Dreams have always vexed man because they remove the line between reality and fantasy, between will and necessity. In life, morality is entwined with responsibility: we are held responsible on the basis of decisions that we knowingly take, of intentions before our actions, and of harm or good which follows. But suppose we stumble into the land of dreams, where reason breaks, intentions distort, and actions unfold outside our control, do dream actions depict morally neutral fantasies, or do they reflect something real about who we are?

On the surface, it is absurd to hold individuals responsible for dream actions. After all, we do not dream at will, nor do we ask for the situations our minds generate. To condemn a man for theft, dishonesty, or even murder within a dream would be to condemn a storm for raining lightning. The dreamer is no more a legislator within the dream stream than a bystander, trapped within the current of fantasy.
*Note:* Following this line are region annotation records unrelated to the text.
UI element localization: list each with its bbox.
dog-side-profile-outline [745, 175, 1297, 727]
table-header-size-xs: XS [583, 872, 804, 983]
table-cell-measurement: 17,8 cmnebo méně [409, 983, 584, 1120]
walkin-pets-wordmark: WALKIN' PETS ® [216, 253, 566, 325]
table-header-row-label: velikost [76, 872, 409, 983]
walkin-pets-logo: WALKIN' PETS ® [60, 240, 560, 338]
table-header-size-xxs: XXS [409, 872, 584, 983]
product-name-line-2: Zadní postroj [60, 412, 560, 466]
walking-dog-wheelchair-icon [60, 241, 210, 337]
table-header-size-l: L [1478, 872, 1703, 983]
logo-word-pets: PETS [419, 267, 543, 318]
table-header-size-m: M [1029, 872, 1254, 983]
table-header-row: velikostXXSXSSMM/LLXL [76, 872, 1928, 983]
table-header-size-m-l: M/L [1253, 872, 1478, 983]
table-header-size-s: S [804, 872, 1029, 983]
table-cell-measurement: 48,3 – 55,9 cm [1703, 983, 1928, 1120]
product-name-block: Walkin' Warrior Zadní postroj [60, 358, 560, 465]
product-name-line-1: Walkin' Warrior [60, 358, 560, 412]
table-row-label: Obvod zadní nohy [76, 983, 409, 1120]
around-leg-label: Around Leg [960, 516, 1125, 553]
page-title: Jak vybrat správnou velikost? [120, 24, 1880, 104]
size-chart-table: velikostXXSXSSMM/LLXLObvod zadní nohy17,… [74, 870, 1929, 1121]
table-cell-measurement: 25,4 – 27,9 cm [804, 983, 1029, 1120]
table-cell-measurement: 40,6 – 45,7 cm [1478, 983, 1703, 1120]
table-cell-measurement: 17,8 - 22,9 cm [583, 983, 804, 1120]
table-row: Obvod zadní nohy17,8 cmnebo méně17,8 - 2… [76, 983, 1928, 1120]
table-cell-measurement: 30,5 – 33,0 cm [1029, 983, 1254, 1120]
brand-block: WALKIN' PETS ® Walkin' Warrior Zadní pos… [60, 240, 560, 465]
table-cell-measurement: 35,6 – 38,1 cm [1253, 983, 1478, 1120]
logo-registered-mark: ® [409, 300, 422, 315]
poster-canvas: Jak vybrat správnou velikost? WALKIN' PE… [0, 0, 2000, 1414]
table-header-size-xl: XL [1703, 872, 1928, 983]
On this basis, dreams have to be above morality, products of fantasy mental theatre, outside the jurisdiction of ethics.

But there is a rebuttal that complicates this picture, dreams have a tendency to reveal what our conscious minds conceal. In dreaming, the logical censor evaporates, and desire, fear, and impulse rise to the surface. Freud famously held that dreams are “the royal road to the unconscious,” a gateway to the true self free of social pretense. If so, then what we do in dreams, even if not of our choosing, can still tell us something about our moral state within. A violent dream need not render us guilty of violence, but it can reveal underlying aggression. A dream of betrayal can warn of unseen temptation. Thus, dreams become moral introspection, challenging us to confront the parts of ourselves we deny.

But this interpretation is perilous if carried too far. Human beings cannot be defined by ephemeral images in the mind. Our selves are made up not simply by what we experience, but by how we behave on those feelings in everyday life. A taste for cruelty is not the same as cruelty; it is the restraint, the willingness to do something other than that which makes us ethical creatures. To confuse dream impulses with waking choices risks eliminating the distinction itself, and thus depriving morality of its purpose. If morality is a matter of blame and responsibility, then dreams, by withdraw us from actual agency, are beyond it.

Still, there are those who demand a middle ground. Perhaps, we are not morally at fault for what we do in dreams, but we are responsible to address how we interpret and integrate them subsequently. A betrayal dream may not damn us, but it will encourage us to question why this representation emerged. An aggressive dream can be warning us about anger hidden inside us. Here, dreams are ethically precious not as virtues or crimes in themselves, but as calls to higher self-knowledge. They are not moral successes or failures, but moral signs, messages of the unconscious that need to be noted upon awakening.

So are we to blame for dream deeds? Not in the same way we are guilty of our waking actions, but maybe the morality of dreams lies in how we greet them when sunlight returns. Do we reject them as meaningless shadows, or do we apply them in dealing with the deeper truths of ourselves? It is in that choice, the choice awake, not the choice dreamt, our duty begins.